NeuralKG for KGQA

Knowledge Graphs (KG) consists of a large number of entities and relations among them as typed edges. Goal of the Question Answering over KG (KGQA) task is to answer natural language queries posed over the KG.

Knowledge graph embedding methods are effective to support the multi-hop KGQA by reducing KG sparsity base on performing missing link prediction.
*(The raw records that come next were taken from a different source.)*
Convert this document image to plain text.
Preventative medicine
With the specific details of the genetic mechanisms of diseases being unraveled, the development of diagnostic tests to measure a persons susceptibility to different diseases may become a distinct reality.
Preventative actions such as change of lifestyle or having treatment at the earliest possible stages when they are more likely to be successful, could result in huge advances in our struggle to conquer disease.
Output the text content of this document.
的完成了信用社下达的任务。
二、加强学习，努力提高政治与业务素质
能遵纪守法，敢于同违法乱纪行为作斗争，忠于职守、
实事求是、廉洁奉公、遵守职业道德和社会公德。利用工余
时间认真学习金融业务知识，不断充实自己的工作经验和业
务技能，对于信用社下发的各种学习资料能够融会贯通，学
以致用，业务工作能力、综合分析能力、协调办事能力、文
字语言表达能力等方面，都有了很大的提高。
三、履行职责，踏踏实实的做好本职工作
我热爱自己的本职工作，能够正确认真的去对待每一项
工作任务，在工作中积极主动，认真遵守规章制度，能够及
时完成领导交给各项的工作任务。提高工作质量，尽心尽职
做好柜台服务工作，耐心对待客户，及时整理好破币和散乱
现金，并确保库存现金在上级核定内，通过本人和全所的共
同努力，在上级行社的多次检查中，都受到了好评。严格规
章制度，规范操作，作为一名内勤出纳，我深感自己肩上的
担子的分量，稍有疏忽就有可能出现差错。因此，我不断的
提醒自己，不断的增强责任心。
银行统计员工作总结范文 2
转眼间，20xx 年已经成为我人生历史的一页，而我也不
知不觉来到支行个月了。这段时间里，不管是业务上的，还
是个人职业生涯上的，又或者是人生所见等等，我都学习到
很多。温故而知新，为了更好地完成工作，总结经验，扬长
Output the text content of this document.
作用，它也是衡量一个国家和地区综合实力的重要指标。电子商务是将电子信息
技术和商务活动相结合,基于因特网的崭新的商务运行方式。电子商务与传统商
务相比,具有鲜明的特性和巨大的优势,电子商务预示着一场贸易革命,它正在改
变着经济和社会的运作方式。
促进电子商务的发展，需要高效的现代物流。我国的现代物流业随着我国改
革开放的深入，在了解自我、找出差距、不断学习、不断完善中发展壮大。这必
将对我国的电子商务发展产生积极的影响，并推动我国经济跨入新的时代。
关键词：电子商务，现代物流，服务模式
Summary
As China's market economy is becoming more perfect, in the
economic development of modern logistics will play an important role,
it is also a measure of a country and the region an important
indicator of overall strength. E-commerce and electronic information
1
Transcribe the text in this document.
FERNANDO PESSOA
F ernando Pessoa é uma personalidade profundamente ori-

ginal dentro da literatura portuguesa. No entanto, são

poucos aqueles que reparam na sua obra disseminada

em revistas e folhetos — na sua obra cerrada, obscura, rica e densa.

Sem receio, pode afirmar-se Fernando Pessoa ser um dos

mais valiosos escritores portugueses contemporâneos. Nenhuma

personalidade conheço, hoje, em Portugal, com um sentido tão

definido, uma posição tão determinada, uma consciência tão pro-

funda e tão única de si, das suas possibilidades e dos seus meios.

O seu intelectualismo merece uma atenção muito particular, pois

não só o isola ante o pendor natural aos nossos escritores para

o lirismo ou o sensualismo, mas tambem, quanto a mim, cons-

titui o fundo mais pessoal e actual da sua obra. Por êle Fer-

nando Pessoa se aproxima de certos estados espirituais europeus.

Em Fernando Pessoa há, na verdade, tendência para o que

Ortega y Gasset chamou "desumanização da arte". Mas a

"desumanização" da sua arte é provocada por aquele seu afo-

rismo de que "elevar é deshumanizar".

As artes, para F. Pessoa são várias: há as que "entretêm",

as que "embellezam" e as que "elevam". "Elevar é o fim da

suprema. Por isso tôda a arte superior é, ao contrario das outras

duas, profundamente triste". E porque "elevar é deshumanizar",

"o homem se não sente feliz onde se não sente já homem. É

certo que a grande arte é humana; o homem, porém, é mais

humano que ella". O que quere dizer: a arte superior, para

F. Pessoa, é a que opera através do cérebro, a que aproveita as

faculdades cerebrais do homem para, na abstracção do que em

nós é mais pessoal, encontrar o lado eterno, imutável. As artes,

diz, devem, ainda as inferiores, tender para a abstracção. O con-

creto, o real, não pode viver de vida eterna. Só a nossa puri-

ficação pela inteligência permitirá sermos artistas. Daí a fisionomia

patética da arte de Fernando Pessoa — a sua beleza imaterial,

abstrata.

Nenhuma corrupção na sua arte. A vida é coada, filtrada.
In the paper accepted to ACL 2020, Improving Multi-hop Question Answering over Knowledge Graphs using Knowledge Base Embeddings, researchers proposed EmbedKGQA, utilizing the link prediction properties of KG embeddings to mitigate the KG incompleteness problem without using any additional data, to overcome the shortcomings due to limited neighborhood size constraint imposed by existing multi-hop KGQA methods.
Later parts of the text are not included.